06 July 2011

The Next Big Thing

We are living through the Age of the Corn Cockle. It is the most commented on plant in the Terrace Border at Brooke Hall, both from visitors and in the press. This is not a demure border and there is plenty to look up at, down at and peer through. But the elegant and well-mannered Agrostemma 'Ocean Pearl' floats around all of it, bringing it together, like the perfect host. There are other borders, new ones, and they're fine, they're coming along, but they lack the nonchalant perfection which the corn cockle brings. Considered a 'noxious weed' in places like South Carolina, they are less noxious in Northamptonshire. The seeds were provided by the amiable American Derry Watkins, and her plants really make a garden sing.

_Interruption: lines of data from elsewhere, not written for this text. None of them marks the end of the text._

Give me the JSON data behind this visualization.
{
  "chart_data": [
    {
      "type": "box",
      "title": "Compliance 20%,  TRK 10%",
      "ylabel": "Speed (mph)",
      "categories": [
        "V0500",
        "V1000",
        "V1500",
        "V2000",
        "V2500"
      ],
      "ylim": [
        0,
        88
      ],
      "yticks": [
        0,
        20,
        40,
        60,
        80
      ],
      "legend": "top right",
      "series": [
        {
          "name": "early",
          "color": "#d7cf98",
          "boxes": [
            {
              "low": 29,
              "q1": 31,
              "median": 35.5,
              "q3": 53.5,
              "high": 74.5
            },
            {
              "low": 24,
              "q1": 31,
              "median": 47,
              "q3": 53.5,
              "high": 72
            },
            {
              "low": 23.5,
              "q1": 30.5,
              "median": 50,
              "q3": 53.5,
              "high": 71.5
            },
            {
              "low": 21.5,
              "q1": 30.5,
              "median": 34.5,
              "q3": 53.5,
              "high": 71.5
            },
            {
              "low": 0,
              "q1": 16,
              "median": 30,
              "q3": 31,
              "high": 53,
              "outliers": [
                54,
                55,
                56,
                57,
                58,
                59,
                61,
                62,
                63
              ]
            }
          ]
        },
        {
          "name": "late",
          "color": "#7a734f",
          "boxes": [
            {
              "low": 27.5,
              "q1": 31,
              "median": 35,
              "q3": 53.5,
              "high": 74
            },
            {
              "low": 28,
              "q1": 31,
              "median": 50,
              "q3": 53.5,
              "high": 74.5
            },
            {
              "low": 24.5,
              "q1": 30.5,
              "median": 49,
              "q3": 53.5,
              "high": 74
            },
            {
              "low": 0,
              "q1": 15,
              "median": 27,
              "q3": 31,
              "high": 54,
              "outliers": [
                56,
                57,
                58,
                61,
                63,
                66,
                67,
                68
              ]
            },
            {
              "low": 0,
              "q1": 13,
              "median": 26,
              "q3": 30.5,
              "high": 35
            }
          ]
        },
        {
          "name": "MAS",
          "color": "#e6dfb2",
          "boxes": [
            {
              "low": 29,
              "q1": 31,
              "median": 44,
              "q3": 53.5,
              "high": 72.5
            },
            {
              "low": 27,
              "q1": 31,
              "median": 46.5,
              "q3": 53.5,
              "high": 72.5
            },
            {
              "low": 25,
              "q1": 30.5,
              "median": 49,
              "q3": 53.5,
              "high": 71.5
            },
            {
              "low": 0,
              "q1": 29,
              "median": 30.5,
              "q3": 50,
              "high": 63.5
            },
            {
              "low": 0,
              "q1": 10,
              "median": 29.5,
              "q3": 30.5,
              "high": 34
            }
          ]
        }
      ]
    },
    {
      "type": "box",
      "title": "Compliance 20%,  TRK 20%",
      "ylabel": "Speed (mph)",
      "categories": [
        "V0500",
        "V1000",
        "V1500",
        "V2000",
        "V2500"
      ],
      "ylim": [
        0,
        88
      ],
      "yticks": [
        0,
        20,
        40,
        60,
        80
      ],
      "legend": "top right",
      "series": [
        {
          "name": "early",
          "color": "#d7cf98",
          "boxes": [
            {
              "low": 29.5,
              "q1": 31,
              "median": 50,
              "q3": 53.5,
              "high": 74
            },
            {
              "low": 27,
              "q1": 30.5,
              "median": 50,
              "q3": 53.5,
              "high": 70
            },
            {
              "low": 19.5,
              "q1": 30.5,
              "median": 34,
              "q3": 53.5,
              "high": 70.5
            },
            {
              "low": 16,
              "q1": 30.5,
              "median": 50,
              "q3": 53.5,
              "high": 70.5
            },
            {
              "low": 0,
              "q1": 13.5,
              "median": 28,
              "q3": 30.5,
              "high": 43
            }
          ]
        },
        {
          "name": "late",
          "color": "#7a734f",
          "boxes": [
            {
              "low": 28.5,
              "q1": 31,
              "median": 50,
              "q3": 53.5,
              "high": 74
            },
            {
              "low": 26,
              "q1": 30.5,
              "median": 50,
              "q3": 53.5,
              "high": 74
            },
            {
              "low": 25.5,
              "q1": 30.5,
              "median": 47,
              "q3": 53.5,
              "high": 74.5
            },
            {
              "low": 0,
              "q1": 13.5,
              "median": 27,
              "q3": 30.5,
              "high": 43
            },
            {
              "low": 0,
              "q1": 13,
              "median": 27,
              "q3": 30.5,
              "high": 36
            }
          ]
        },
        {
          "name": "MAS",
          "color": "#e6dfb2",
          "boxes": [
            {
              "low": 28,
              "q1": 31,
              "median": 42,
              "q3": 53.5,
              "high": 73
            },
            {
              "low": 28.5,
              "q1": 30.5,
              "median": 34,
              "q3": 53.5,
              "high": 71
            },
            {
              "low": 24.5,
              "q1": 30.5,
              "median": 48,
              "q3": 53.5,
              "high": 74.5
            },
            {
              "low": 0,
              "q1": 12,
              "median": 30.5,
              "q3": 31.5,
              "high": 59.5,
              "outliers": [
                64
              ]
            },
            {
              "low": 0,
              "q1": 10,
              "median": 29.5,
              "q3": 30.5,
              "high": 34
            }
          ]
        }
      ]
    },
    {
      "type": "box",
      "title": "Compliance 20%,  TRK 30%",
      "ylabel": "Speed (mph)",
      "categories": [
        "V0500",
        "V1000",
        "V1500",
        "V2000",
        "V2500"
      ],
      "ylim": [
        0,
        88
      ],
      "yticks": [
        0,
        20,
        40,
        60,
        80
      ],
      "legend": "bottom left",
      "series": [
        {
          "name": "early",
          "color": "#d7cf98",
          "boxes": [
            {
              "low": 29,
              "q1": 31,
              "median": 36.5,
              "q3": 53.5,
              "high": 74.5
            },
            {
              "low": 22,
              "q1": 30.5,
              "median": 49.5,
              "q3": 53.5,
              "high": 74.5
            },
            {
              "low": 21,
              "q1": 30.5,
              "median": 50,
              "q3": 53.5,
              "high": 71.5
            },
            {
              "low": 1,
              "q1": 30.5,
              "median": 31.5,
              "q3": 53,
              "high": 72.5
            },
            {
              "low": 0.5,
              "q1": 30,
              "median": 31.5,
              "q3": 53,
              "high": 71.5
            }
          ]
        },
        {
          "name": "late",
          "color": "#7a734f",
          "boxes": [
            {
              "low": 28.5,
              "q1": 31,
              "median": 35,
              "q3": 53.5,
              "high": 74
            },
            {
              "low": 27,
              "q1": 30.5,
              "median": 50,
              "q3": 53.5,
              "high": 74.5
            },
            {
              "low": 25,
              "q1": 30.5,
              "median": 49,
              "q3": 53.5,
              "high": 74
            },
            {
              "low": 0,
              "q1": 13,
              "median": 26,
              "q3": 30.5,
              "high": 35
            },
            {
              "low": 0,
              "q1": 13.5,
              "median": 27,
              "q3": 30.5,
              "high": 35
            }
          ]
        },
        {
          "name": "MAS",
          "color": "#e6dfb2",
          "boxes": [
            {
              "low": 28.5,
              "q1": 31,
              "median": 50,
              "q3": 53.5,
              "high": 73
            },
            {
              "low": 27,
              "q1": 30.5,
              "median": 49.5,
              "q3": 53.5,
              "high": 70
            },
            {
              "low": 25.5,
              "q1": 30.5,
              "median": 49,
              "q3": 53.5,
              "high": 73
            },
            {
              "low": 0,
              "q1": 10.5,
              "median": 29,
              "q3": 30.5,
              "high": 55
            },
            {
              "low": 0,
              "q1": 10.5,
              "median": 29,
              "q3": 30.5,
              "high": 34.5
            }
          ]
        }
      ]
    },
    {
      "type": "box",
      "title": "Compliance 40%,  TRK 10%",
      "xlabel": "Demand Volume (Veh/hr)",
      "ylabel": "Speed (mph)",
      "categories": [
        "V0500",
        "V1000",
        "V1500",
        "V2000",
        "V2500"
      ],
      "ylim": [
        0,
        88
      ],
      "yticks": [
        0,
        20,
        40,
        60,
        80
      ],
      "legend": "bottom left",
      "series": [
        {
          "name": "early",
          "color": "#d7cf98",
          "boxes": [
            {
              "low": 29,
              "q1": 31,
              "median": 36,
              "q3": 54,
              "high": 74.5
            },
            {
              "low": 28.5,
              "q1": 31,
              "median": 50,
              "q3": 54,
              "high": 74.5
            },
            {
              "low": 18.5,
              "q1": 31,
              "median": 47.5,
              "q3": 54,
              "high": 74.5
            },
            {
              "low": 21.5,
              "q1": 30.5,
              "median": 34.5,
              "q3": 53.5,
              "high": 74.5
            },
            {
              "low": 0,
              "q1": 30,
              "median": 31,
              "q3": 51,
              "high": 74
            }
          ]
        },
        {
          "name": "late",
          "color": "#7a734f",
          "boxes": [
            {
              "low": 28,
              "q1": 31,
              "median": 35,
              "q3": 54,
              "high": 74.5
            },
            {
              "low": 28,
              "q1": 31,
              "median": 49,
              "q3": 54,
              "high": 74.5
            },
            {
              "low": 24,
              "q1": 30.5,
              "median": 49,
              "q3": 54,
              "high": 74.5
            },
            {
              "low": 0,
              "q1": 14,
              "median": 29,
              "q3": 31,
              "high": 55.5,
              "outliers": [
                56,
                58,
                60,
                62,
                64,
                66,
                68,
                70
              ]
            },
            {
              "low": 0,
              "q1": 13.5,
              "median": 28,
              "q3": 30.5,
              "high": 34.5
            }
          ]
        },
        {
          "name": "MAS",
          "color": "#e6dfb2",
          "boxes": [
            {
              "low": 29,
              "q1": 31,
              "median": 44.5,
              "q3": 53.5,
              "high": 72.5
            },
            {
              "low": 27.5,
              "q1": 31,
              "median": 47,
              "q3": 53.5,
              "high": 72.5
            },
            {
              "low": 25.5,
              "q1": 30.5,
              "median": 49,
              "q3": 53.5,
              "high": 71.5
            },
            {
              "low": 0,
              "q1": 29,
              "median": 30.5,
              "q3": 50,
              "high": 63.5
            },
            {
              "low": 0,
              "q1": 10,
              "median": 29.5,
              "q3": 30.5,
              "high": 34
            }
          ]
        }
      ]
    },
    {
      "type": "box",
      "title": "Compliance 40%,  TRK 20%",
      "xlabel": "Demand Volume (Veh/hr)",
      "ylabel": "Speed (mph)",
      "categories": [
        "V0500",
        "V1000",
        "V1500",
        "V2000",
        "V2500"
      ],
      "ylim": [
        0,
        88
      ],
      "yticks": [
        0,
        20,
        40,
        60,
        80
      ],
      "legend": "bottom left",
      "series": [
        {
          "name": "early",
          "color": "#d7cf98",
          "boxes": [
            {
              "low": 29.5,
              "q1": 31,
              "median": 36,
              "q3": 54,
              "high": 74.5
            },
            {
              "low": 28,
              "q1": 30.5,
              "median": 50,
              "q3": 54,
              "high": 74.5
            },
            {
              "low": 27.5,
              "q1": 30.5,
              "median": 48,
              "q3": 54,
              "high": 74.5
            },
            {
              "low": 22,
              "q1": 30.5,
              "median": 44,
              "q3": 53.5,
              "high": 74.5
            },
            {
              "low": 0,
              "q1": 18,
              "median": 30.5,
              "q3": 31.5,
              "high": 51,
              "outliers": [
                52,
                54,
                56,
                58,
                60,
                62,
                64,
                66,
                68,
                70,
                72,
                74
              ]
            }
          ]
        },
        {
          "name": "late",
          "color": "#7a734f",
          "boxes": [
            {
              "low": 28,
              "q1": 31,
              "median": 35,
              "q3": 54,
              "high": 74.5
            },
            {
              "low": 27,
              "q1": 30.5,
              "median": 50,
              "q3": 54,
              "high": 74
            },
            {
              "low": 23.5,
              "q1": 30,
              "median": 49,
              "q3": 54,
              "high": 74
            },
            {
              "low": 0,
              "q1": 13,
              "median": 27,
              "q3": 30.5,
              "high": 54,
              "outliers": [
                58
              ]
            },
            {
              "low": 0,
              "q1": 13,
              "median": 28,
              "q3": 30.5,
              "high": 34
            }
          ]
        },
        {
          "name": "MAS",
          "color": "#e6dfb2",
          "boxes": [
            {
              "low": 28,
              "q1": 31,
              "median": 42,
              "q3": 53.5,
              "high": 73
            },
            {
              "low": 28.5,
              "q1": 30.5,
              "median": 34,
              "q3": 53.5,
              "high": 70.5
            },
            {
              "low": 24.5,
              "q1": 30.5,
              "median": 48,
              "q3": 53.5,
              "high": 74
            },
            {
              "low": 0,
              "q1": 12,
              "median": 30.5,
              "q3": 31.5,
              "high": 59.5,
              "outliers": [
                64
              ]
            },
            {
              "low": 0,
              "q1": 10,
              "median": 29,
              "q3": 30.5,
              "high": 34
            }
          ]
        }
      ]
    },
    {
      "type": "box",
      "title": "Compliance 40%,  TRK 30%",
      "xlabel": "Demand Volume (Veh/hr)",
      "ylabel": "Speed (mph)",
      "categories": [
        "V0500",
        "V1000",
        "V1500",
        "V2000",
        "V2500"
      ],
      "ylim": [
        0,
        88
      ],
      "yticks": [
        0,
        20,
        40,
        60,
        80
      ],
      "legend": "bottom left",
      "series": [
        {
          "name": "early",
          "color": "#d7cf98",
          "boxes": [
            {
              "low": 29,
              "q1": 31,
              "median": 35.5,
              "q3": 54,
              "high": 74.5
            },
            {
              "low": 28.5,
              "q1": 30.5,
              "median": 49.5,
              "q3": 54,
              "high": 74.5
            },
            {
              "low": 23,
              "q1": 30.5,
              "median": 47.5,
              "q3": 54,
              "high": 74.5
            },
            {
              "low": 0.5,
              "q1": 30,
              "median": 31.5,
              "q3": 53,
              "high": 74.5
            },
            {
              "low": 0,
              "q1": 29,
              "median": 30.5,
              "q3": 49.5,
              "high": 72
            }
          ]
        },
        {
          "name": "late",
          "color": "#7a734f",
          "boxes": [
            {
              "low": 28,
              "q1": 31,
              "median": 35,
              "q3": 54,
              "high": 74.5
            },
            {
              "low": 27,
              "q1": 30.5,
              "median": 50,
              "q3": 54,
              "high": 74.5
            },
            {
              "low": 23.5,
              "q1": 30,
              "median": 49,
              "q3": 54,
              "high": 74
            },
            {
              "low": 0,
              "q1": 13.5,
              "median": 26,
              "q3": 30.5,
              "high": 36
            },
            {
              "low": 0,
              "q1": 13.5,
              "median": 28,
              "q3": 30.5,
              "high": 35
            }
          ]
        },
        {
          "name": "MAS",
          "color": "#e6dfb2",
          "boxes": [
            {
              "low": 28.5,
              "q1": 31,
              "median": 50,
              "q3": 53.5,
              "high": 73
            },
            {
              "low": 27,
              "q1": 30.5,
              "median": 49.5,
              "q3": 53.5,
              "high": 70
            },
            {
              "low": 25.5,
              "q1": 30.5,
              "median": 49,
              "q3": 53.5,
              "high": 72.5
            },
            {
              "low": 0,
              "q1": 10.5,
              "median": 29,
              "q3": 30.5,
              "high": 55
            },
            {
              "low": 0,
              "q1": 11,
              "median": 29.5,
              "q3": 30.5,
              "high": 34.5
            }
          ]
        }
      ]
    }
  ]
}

But even though we are living through the Age of the Corn Cockle (above) we always look ahead. Despite all the new planting, new layouts and new roses at Brooke Hall, an old-ish rose has been grabbing the attention, possibly because it adorns its column so perfectly. It was here before any of us and its name is Creme de la Creme. A forgettable sort of rose-name until you notice that the petals really are like folds of cream, with a subtle yellow in the centre of the goblet-sized flowers.

The head gardener isn't sure where it came from. I suspect it is from Gandy, a venerable rose grower in Leicestershire which was a destination for people who liked to buy locally and didn't mind picking their way around broken down glass houses.* One of my leaving presents from the Observer was 'a rose' and I bought the appropriately named New Dawn. They really tried their darnedest at Gandy's to sell me a Creme de la Creme. It was one of their own, and it came very strongly recommended. I wasn't having it and still think very highly of my New Dawn (below), by the back door.

Now though I'd like to put a Creme de la Creme (top) on the front of our house, having seen it looking glorious at Brooke Hall. I also want to put it on the front of a client's house in Rutland: it goes equally well with brick or sand-coloured ironstone.

At a big fair at Brooke Hall recently thousands of visitors saw this rose and took note, as it was next to the talks tent. Maybe the speakers did as well. Its location could be crucial: the latest garden designer at Brooke Hall has admired it, growing as it does next to his rarefied borders. He has ordered some for his chic customers, in the Cotswolds and way beyond... It could be that Rosa Creme de la Creme is one of the next zeitgeist plants, just from looking so right this summer, while growing up a perfectly placed pillar in the East Midlands.

*Gandy's has since closed but the Gandy rose Creme de la Creme is carried by Peter Beale and David Austin.